Subtracting sets to get non-referenced rows in table.

I had a problem today. Given two database tables with first having a foreign key pointing to second, find those rows in second table, which are not pointed to from first. Well, it was slightly more complicated than this, but this was the tricky part.

I tried to solve my problem using SQL , but I could not. I am not saying it can’t be done, but with my limited knowledge of SQL I could not produce a query that would not perform horribly. Working on production database under heavy use made this a real no-go.

After trying to come up with pure solution I finally gave up and decided to solve this problem pragmatically with some scripting. Turns out that too was more complicated than necessary. Unix shell tools are all you actually need, provided your dataset is not too big for your computer limitations (mostly memory).
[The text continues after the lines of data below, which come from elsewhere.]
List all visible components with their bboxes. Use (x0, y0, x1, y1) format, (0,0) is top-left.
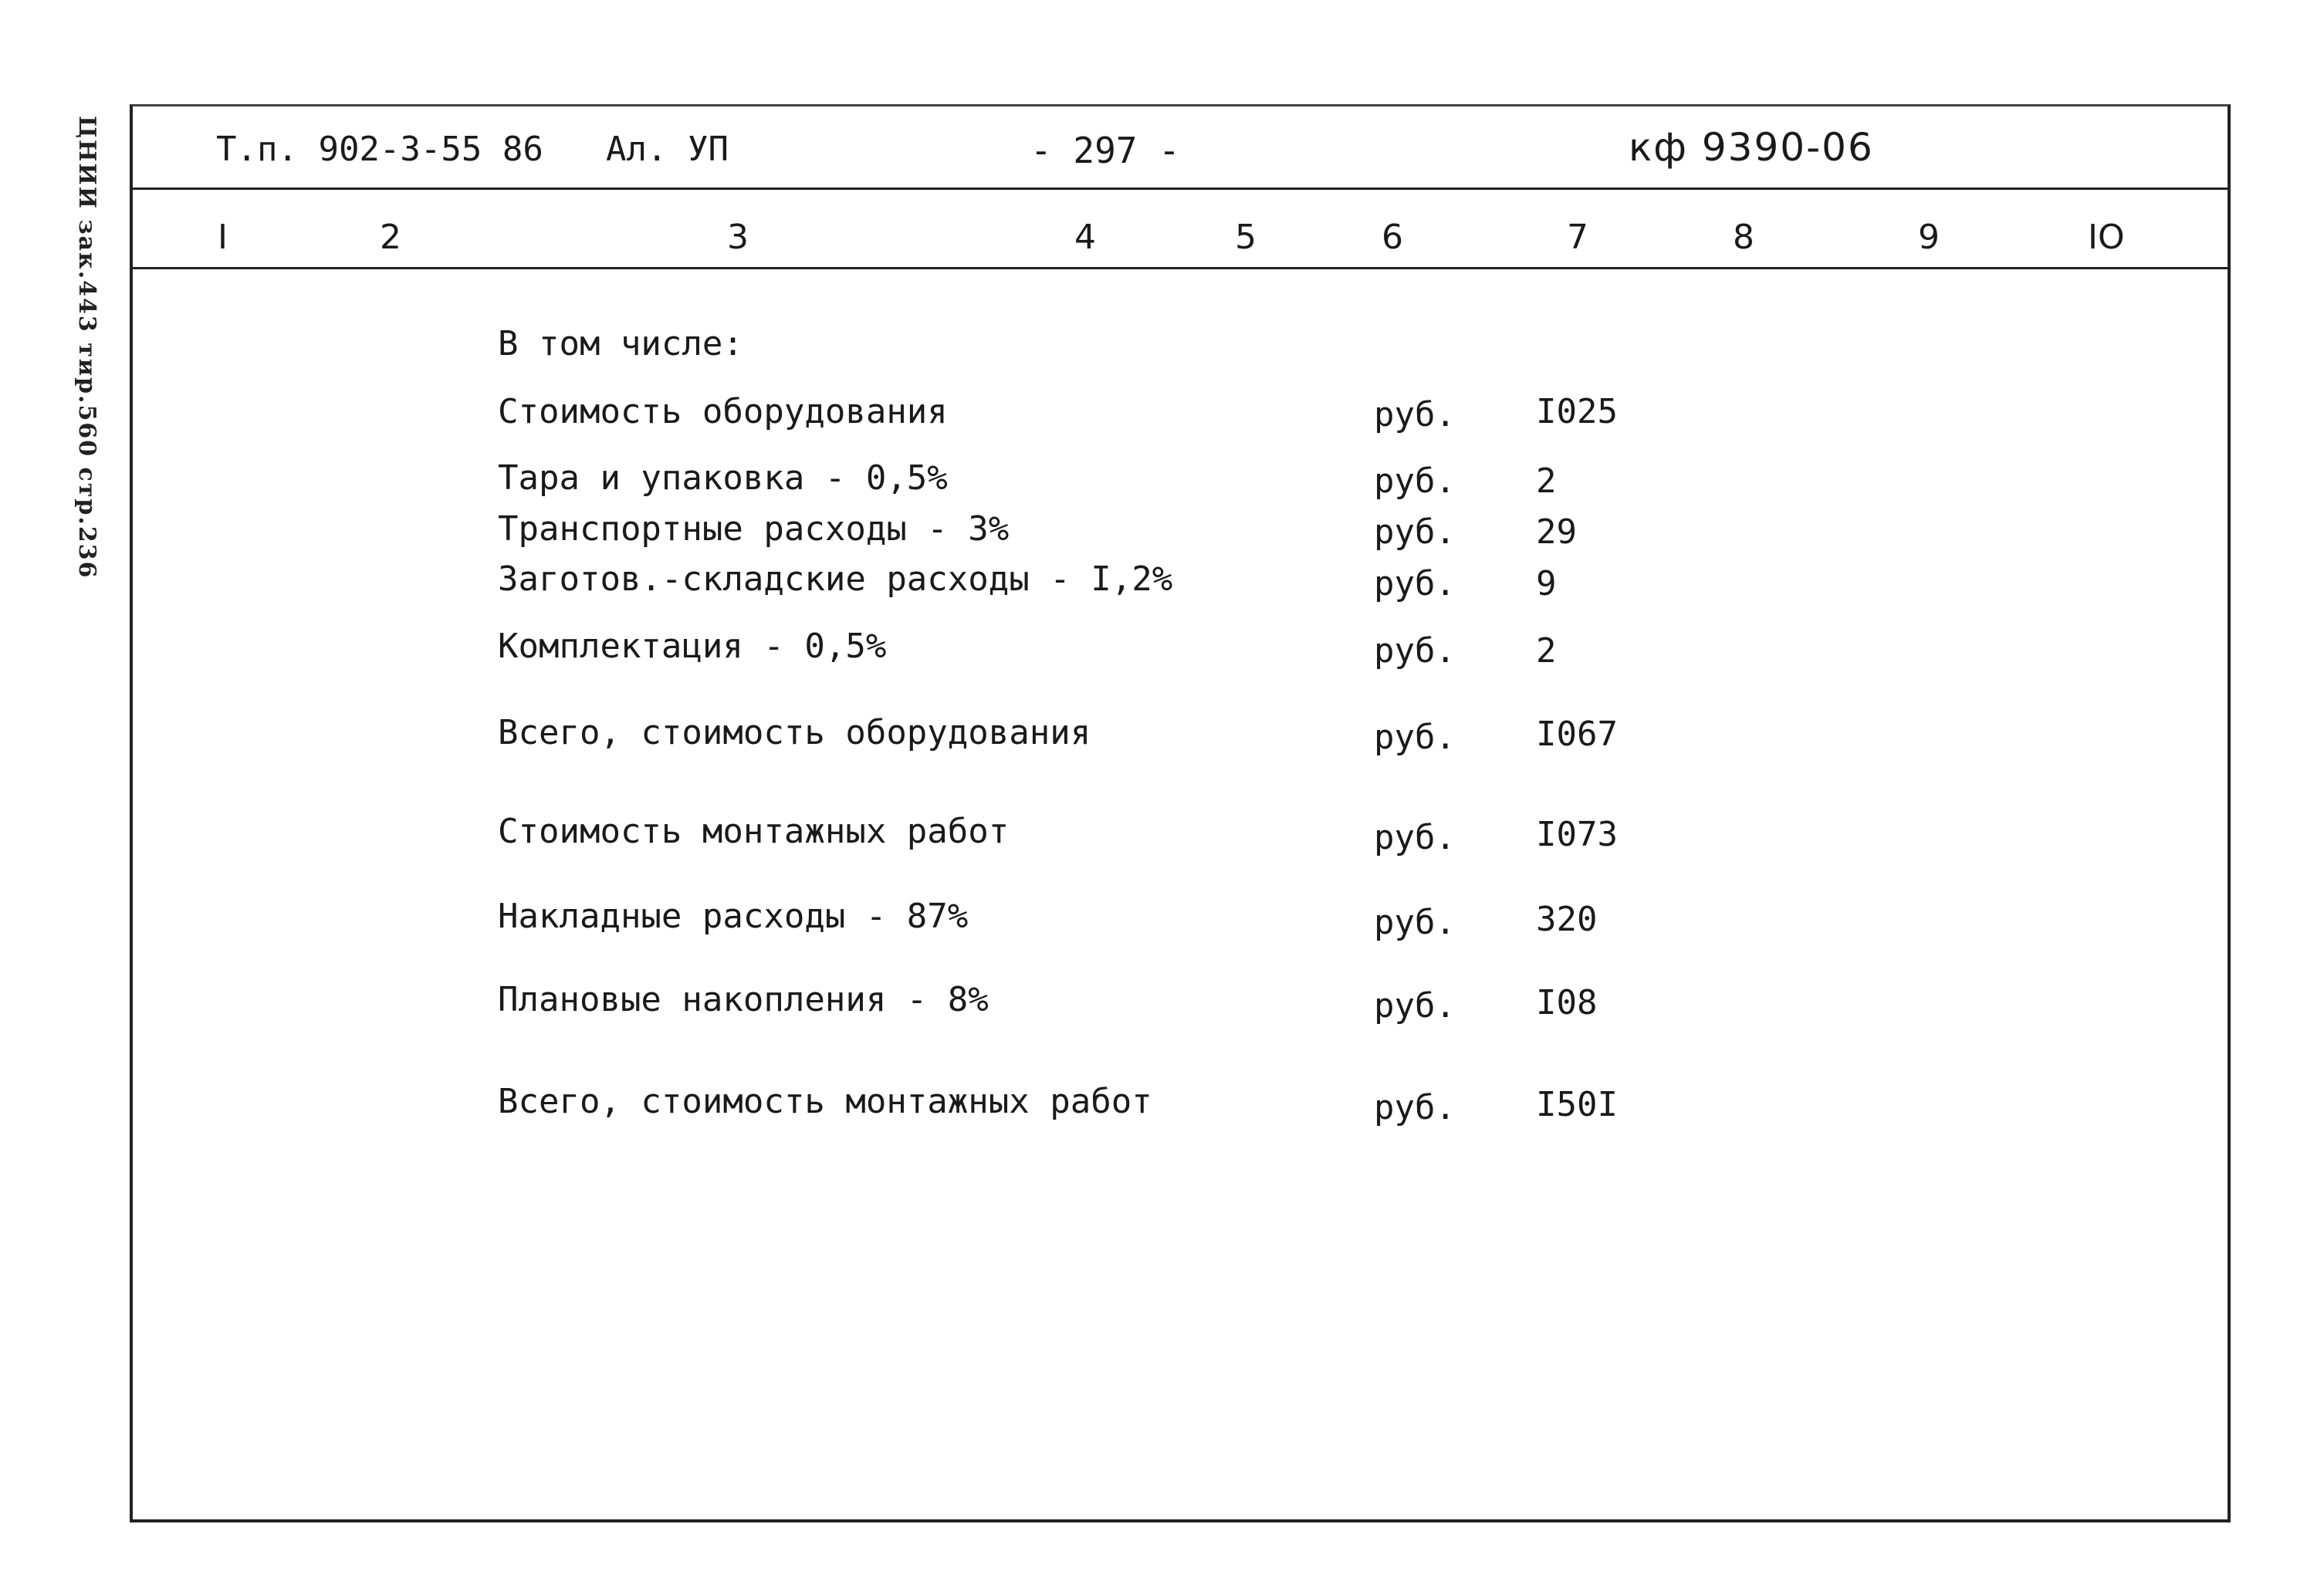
row-label: Плановые накопления - 8% (498, 980, 989, 1019)
column-number-10: IO (2088, 218, 2125, 257)
row-unit: руб. (1374, 631, 1456, 671)
row-unit: руб. (1374, 512, 1456, 552)
column-number-4: 4 (1074, 218, 1096, 257)
row-unit: руб. (1374, 818, 1456, 857)
row-label: Заготов.-складские расходы - I,2% (498, 559, 1173, 599)
row-value: I50I (1536, 1085, 1618, 1124)
row-unit: руб. (1374, 718, 1456, 757)
row-unit: руб. (1374, 903, 1456, 942)
row-label: Тара и упаковка - 0,5% (498, 458, 948, 498)
column-number-6: 6 (1382, 218, 1403, 257)
row-value: I08 (1536, 983, 1598, 1022)
row-label: Всего, стоимость оборудования (498, 713, 1091, 752)
document-code: кф 9390-06 (1629, 125, 1874, 170)
column-number-1: I (218, 218, 228, 257)
page-number: - 297 - (1030, 130, 1180, 171)
side-stamp (62, 116, 108, 580)
row-unit: руб. (1374, 461, 1456, 501)
column-number-3: 3 (727, 218, 749, 257)
row-value: I025 (1536, 392, 1618, 431)
row-value: I073 (1536, 815, 1618, 854)
table-frame (130, 104, 2231, 1522)
row-value: 320 (1536, 900, 1598, 939)
row-unit: руб. (1374, 1088, 1456, 1127)
row-value: 9 (1536, 564, 1557, 603)
row-value: 2 (1536, 631, 1557, 671)
album-number: Ал. УП (606, 130, 729, 169)
row-label: Комплектация - 0,5% (498, 627, 887, 666)
row-value: I067 (1536, 715, 1618, 754)
row-unit: руб. (1374, 986, 1456, 1026)
section-title: В том числе: (498, 324, 743, 363)
column-number-5: 5 (1235, 218, 1257, 257)
column-number-7: 7 (1567, 218, 1588, 257)
column-number-9: 9 (1918, 218, 1940, 257)
project-number: Т.п. 902-3-55 86 (216, 130, 543, 169)
row-label: Стоимость оборудования (498, 392, 948, 431)
row-label: Накладные расходы - 87% (498, 897, 969, 936)
row-label: Всего, стоимость монтажных работ (498, 1082, 1152, 1121)
row-value: 29 (1536, 512, 1577, 552)
side-stamp-text: ЦНИИ зак.443 тир.560 стр.236 (73, 116, 100, 580)
row-value: 2 (1536, 461, 1557, 501)
column-number-2: 2 (380, 218, 401, 257)
header-divider (130, 188, 2231, 190)
row-label: Стоимость монтажных работ (498, 812, 1010, 851)
row-label: Транспортные расходы - 3% (498, 509, 1010, 549)
column-number-8: 8 (1733, 218, 1754, 257)
row-unit: руб. (1374, 395, 1456, 434)
column-divider (130, 267, 2231, 269)
row-unit: руб. (1374, 564, 1456, 603)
Instead of searching for those rows directly, I changed my plan to create two sets of rows, first containing all possible candidates and second containing those from first set which are pointed to from first table. Subtracting second set from first would therefore give me exactly those rows which aren’t pointed to.

If file all contains a row-per-line list of all candidates and linked a similar list of those that are linked to, then you can get non-linked by running following command:

cat all linked | sort | uniq -u > non_linked

What this does is following. Sort will put duplicated rows together and -u option of uniq will display only unique lines which are those that can be found only in all . Problem solved.